Saat keadilan sudah tumpul, saat hukum tak lagi mampu bekerja, maka dia akan menciptakan keadilannya sendiri.
Dikhianati, diusir dari rumah sendiri, hidupnya yang berat bertambah berat ketika ujian menimpa anak semata wayangnya.
Viona mencari keadilan, tapi hukum tak mampu berbicara. Ia diam seribu bahasa, menutup mata dan telinga rapat-rapat.
Viona tak memerlukan mereka untuk menghukum orang-orang jahat. Dia menghukum dengan caranya sendiri.
Bagaimana kisah balas dendam Viona, seorang ibu tunggal yang memiliki identitas tersembunyi itu?
Yuk, ikuti kisahnya!
Karya ini diterbitkan atas izin NovelToon aisy hilyah, isi konten hanyalah pandangan pribadi pembuatnya, tidak mewakili NovelToon sendiri
Episode 13
Viona keluar dari kantor polisi setelah melaporkan kejahatan yang menimpa Merlia. Ia juga menyerahkan semua bukti berikut video yang sudah diperbanyak. Mengenakan kaos lengan pendek, jeans hitam, serta topi, dan juga masker yang menutupi wajah, Viona berjalan menuju sebuah tempat tongkrongan anak-anak jalanan.

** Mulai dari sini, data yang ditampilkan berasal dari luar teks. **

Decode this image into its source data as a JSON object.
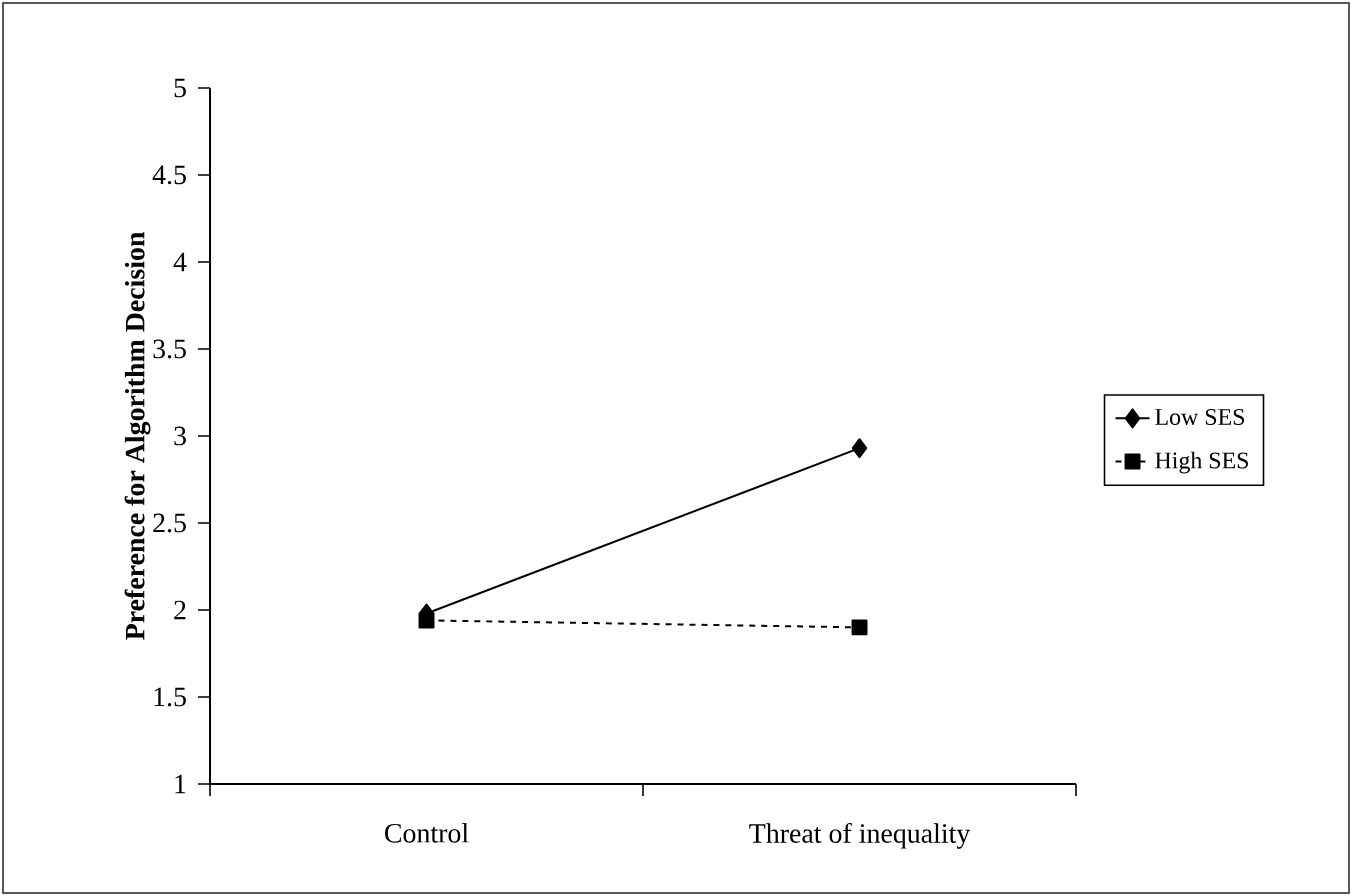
{
  "chart_data": {
    "type": "line",
    "ylabel": "Preference for Algorithm Decision",
    "categories": [
      "Control",
      "Threat of inequality"
    ],
    "series": [
      {
        "name": "Low SES",
        "color": "#000000",
        "values": [
          1.98,
          2.93
        ],
        "marker": "diamond",
        "line_style": "solid"
      },
      {
        "name": "High SES",
        "color": "#000000",
        "values": [
          1.94,
          1.9
        ],
        "marker": "square",
        "line_style": "dashed"
      }
    ],
    "ylim": [
      1,
      5
    ],
    "yticks": [
      1,
      1.5,
      2,
      2.5,
      3,
      3.5,
      4,
      4.5,
      5
    ],
    "legend": "right"
  }
}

Rambut panjangnya diselipkan pada lubang topi, bergoyang-goyang ke kanan dan kiri saat berlenggok di jalan. Tak terlihat seperti seorang perempuan yang sudah memiliki anak.
Di sana, di tepi jalan yang sepi, sekelompok remaja berkumpul. Bersenda gurau, tertawa tanpa beban hidup yang berarti. Di samping mereka motor-motor yang sering digunakan balap liar berjejer rapi.
"Itu dia!" Viona bergumam saat menemukan seseorang yang dikenalnya sedang duduk bersama salah satu pemuda yang bertubuh lebih besar darinya.
"Oh, jadi ketua gang?" Viona menghela napas, berjalan berseberangan dengan mereka.
Santai dan seolah-olah tak peduli, padahal sedang mengintai. Tak seperti para gadis yang mengenakan pakaian seksi, tak satu pun dari mereka berani menggoda Viona meski tahu seorang wanita.
"Dia tidak ingin membantuku kali ini. Dia sudah tidak ingin terlibat dengan masalahku."
Suara familiar mengusik pendengaran Viona, ia melirik dan tetap berjalan agar tidak dicurigai.
"Salah kita kenapa tidak membunuhnya saja waktu itu?"
Deg!
Nyaris langkah Viona terhenti, beruntung dia masih bisa mengendalikan diri. Tangannya mengepal, mengancam dalam hati. Ia pastikan satu per satu dari mereka akan mendapat balasannya.
****
Di markas Viona yang dulu, ketua terlihat senang sekaligus sedih setelah mendapat telpon dari bawahannya yang selalu bisa diandalkan itu. Tak ada misi yang tak berhasil saat Viona sudah turun tangan.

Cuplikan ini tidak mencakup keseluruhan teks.